Exclude a specific node by modifying PAC file

(Sahil Singla) #1

Hi Team,

We have customer and they were hit by an outage last week because of an issue with one of our DC. They want to primarily find out a way to exclude the impacted DC by modifying the PAC file.

Following are the details of their environment:

3000 users
250 locations; No static IPs(can’t use ${SRCIP}); distributed across North America
Zapp is deployed in tunnel with Local Proxy mode

I have written the following code which will go into their App Profile PAC file to get the job done. I want your help in locating any caveats with the following code:

//Find the primary node IP address
var withPort = “${GATEWAY}”;

//${GATEWAY} resolves to so to replace the port I am using substring function

var gatewayIp = withPort.substring(0, 14);

//send traffic to secondary gateway if primary node is the impacted one

if (shExpMatch(gatewayIp, “”)) return “PROXY ${SECONDARY_GATEWAY}:443; DIRECT”;

//If the primary Gateway is not the affected gateway traffic will flow the nearest DC


(Adrian Larsen) #2

Hi Sahil,
This is the PAC file you are looking for:

function FindProxyForURL(url, host) {

	// Default value      
	var tozscaler = "PROXY ${GATEWAY}:80; PROXY ${SECONDARY_GATEWAY}:80; DIRECT";

	var prigateway = "${GATEWAY}"

	// Avoid to use this Gateway IP:        
	if (shExpMatch(prigateway,"")) {
    	var tozscaler = "PROXY ${SECONDARY_GATEWAY}:80; DIRECT";

        /* Default Traffic Forwarding.
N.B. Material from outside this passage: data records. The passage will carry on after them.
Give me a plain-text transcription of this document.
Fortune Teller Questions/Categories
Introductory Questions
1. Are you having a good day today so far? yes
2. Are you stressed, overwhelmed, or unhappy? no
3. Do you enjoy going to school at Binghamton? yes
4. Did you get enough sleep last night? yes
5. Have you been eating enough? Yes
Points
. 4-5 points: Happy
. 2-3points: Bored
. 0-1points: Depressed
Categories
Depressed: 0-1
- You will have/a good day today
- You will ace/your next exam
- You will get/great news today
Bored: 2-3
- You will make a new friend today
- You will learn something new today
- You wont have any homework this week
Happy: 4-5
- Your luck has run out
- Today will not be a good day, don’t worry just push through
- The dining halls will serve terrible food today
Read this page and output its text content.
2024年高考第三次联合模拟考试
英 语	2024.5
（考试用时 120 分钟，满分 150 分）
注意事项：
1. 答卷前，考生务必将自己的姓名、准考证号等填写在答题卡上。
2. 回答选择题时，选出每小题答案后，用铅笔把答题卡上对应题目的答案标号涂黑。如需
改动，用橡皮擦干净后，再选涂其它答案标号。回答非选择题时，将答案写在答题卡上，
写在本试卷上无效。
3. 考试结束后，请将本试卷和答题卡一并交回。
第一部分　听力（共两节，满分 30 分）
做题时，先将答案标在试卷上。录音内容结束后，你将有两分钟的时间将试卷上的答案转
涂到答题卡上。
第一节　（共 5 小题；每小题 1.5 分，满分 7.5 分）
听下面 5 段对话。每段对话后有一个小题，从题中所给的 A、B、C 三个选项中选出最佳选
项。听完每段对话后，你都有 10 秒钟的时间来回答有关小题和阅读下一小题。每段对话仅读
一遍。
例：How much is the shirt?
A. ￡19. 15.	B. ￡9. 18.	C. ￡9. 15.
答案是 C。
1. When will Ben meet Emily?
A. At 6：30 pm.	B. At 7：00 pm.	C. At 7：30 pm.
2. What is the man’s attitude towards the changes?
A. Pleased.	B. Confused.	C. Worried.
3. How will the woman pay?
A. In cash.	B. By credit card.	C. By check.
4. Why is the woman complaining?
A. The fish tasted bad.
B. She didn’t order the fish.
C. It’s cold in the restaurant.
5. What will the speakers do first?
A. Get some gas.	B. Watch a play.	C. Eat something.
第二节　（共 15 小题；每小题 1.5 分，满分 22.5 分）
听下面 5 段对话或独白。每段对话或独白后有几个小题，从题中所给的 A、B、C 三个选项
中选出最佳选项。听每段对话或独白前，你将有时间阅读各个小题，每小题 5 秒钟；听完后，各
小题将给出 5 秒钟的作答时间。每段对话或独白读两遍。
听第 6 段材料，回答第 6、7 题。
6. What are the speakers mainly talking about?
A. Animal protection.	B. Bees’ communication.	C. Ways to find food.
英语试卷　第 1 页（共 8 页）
Forwarding to Zen on port 80, but you can use port 9400 also */
         return tozscaler


Some notes:
a) shExpMatch validates a string not an IP. You can compare whatever you want.
b) Zapp refresh PAC files every 20 minutes (+/-)

Please, feel free to contact me directly if you have any additional questions.

Best regards,


(Sahil Singla) #3

Thank you, Adrian.

Will reach out if I have any follow questions.